“Chances de reformar Previdência pioraram”, diz executiva da Moody’s
Um eventual rebaixamento da nota soberana do Brasil pela Moody’s “certamente é um possível resultado” depois da missão da agência internacional de rating ao País que ocorrerá ainda no primeiro trimestre, afirmou Samar Maziad, vice-presidente da Moody’s. O rating do Brasil é Ba2, com perspectiva negativa, e se cair irá para Ba3.
“O progresso da agenda de reformas não aconteceu, o que era um componente muito importante para estabilizar o rating em Ba2”, disse. Ela considera que são pequenas as chances de aprovação da reforma da Previdência neste ano devido ao calendário eleitoral.
Samar destaca que qualquer decisão sobre o rating do Brasil considerará um cenário de dois anos à frente sobretudo nas contas públicas. A seguir, alguns trechos da entrevista.
É provável a decisão de rebaixar o Brasil após a missão da Moody’s ao País neste primeiro trimestre?
Certamente é um possível resultado. O Brasil já possui uma perspectiva negativa perante a Moody’s, que foi definida em maio devido a incertezas sobre a aprovação da reforma da Previdência pelo Congresso. O fato é que desde maio tivemos mais ou menos a manutenção do status quo no front político, onde havia preocupações sobre um novo impeachment com as alegações contra o presidente Michel Temer, o que não se concretizou. O progresso da agenda de reformas não aconteceu, o que era um componente muito importante para estabilizar o rating em Ba2. Agora vemos que as chances de aprovação da reforma da Previdência pioraram de forma significativa e num ano eleitoral é muito difícil ver uma reforma ampla ser aprovada. O governo tenta a aprovação, mas o fato é que ainda não possui os votos necessários para passá-la. E será que conseguiria os votos nos próximos dois meses para aprovar um grande pacote? É difícil ter certeza sobre isso. Há uma possibilidade de aprovar, mas as chances são pequenas.

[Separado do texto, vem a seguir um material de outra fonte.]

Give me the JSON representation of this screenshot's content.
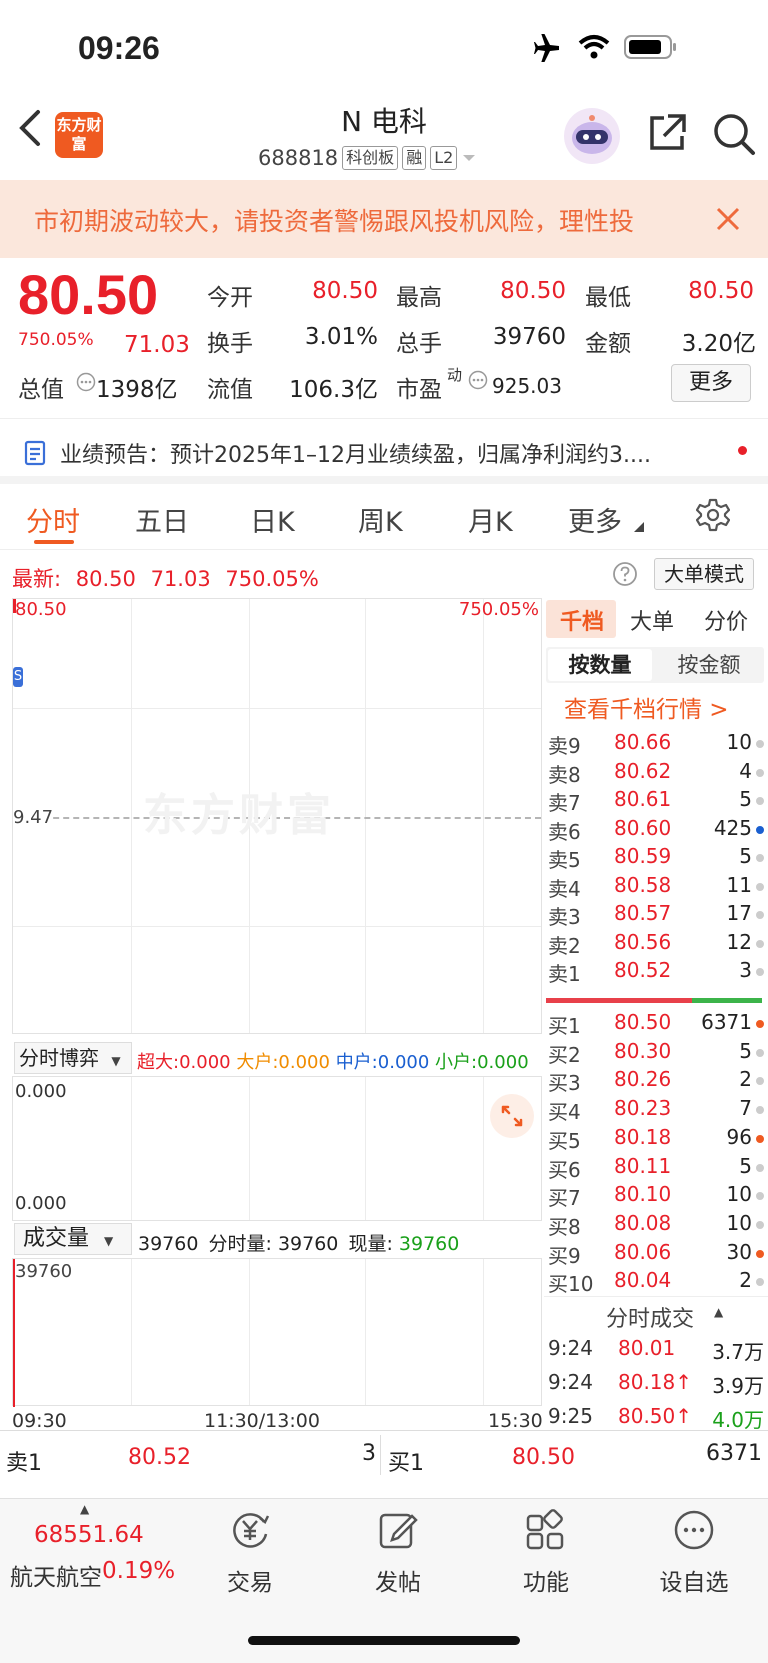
{
  "status_bar": {
    "time": "09:26"
  },
  "header": {
    "logo_text": "东方财富",
    "stock_name": "N 电科",
    "stock_code": "688818",
    "tags": [
      "科创板",
      "融",
      "L2"
    ]
  },
  "banner": {
    "text": "市初期波动较大，请投资者警惕跟风投机风险，理性投"
  },
  "quote": {
    "price": "80.50",
    "change_pct": "750.05%",
    "change": "71.03",
    "fields": [
      {
        "label": "今开",
        "value": "80.50",
        "color": "#e8202a"
      },
      {
        "label": "最高",
        "value": "80.50",
        "color": "#e8202a"
      },
      {
        "label": "最低",
        "value": "80.50",
        "color": "#e8202a"
      },
      {
        "label": "换手",
        "value": "3.01%",
        "color": "#222222"
      },
      {
        "label": "总手",
        "value": "39760",
        "color": "#222222"
      },
      {
        "label": "金额",
        "value": "3.20亿",
        "color": "#222222"
      },
      {
        "label": "总值",
        "value": "1398亿",
        "color": "#222222"
      },
      {
        "label": "流值",
        "value": "106.3亿",
        "color": "#222222"
      },
      {
        "label": "市盈",
        "value": "925.03",
        "color": "#222222"
      }
    ],
    "pe_superscript": "动",
    "more_label": "更多"
  },
  "notice": {
    "text": "业绩预告：预计2025年1–12月业绩续盈，归属净利润约3...."
  },
  "tabs": [
    "分时",
    "五日",
    "日K",
    "周K",
    "月K",
    "更多"
  ],
  "latest": {
    "label": "最新:",
    "price": "80.50",
    "change": "71.03",
    "pct": "750.05%"
  },
  "big_order_mode": "大单模式",
  "price_chart": {
    "top_price": "80.50",
    "top_pct": "750.05%",
    "mid_price": "9.47",
    "watermark": "东方财富"
  },
  "game_chart": {
    "dropdown": "分时博弈",
    "items": [
      {
        "label": "超大:",
        "value": "0.000",
        "color": "#e8202a"
      },
      {
        "label": "大户:",
        "value": "0.000",
        "color": "#f08c00"
      },
      {
        "label": "中户:",
        "value": "0.000",
        "color": "#1a5fd0"
      },
      {
        "label": "小户:",
        "value": "0.000",
        "color": "#1aa01a"
      }
    ],
    "top_val": "0.000",
    "bottom_val": "0.000"
  },
  "volume_chart": {
    "dropdown": "成交量",
    "total": "39760",
    "minute_label": "分时量:",
    "minute_val": "39760",
    "now_label": "现量:",
    "now_val": "39760",
    "top_val": "39760",
    "x_labels": [
      "09:30",
      "11:30/13:00",
      "15:30"
    ]
  },
  "right_panel": {
    "tabs": [
      "千档",
      "大单",
      "分价"
    ],
    "subtabs": [
      "按数量",
      "按金额"
    ],
    "view_link": "查看千档行情 >",
    "asks": [
      {
        "label": "卖9",
        "price": "80.66",
        "vol": "10",
        "dot": "#cccccc"
      },
      {
        "label": "卖8",
        "price": "80.62",
        "vol": "4",
        "dot": "#cccccc"
      },
      {
        "label": "卖7",
        "price": "80.61",
        "vol": "5",
        "dot": "#cccccc"
      },
      {
        "label": "卖6",
        "price": "80.60",
        "vol": "425",
        "dot": "#1a5fd0"
      },
      {
        "label": "卖5",
        "price": "80.59",
        "vol": "5",
        "dot": "#cccccc"
      },
      {
        "label": "卖4",
        "price": "80.58",
        "vol": "11",
        "dot": "#cccccc"
      },
      {
        "label": "卖3",
        "price": "80.57",
        "vol": "17",
        "dot": "#cccccc"
      },
      {
        "label": "卖2",
        "price": "80.56",
        "vol": "12",
        "dot": "#cccccc"
      },
      {
        "label": "卖1",
        "price": "80.52",
        "vol": "3",
        "dot": "#cccccc"
      }
    ],
    "bids": [
      {
        "label": "买1",
        "price": "80.50",
        "vol": "6371",
        "dot": "#ef5a21"
      },
      {
        "label": "买2",
        "price": "80.30",
        "vol": "5",
        "dot": "#cccccc"
      },
      {
        "label": "买3",
        "price": "80.26",
        "vol": "2",
        "dot": "#cccccc"
      },
      {
        "label": "买4",
        "price": "80.23",
        "vol": "7",
        "dot": "#cccccc"
      },
      {
        "label": "买5",
        "price": "80.18",
        "vol": "96",
        "dot": "#ef5a21"
      },
      {
        "label": "买6",
        "price": "80.11",
        "vol": "5",
        "dot": "#cccccc"
      },
      {
        "label": "买7",
        "price": "80.10",
        "vol": "10",
        "dot": "#cccccc"
      },
      {
        "label": "买8",
        "price": "80.08",
        "vol": "10",
        "dot": "#cccccc"
      },
      {
        "label": "买9",
        "price": "80.06",
        "vol": "30",
        "dot": "#ef5a21"
      },
      {
        "label": "买10",
        "price": "80.04",
        "vol": "2",
        "dot": "#cccccc"
      }
    ],
    "trades_title": "分时成交",
    "trades": [
      {
        "time": "9:24",
        "price": "80.01",
        "arrow": "",
        "vol": "3.7万",
        "vol_color": "#222222"
      },
      {
        "time": "9:24",
        "price": "80.18",
        "arrow": "↑",
        "vol": "3.9万",
        "vol_color": "#222222"
      },
      {
        "time": "9:25",
        "price": "80.50",
        "arrow": "↑",
        "vol": "4.0万",
        "vol_color": "#1aa01a"
      }
    ]
  },
  "book_bar": {
    "sell_label": "卖1",
    "sell_price": "80.52",
    "sell_vol": "3",
    "buy_label": "买1",
    "buy_price": "80.50",
    "buy_vol": "6371"
  },
  "bottom_nav": {
    "ticker_value": "68551.64",
    "ticker_name": "航天航空",
    "ticker_pct": "0.19%",
    "items": [
      "交易",
      "发帖",
      "功能",
      "设自选"
    ]
  }
}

Qual é o quadro fiscal do Brasil que a Moody’s identifica hoje?
Estamos focalizados na reforma da Previdência, mas há outros fatos que são importantes. Há indicadores macroeconômicos que mostram melhora, como o aumento do PIB puxado pelo consumo. Com menores taxas de juros, os investimentos deverão retornar. Há também inflação baixa. Todos são elementos de estabilidade, mas o que está faltando é o lado fiscal. Para manter a força do crédito o Brasil depende da agenda de reforma fiscal, pois o crescimento sozinho não será suficiente para superar o crescente aumento da dívida pública em relação ao PIB. Sem a aprovação da reforma da Previdência o País continuará a ter grandes déficits, altas despesas e o crescimento sozinho não resolverá.
Como a senhora avalia o cenário fiscal do Brasil para os próximos dois anos?
Sem a reforma da Previdência, continuará a ocorrer deterioração das métricas fiscais e o peso da dívida pública manterá a elevação o que continuará a manter pressão sobre o rating.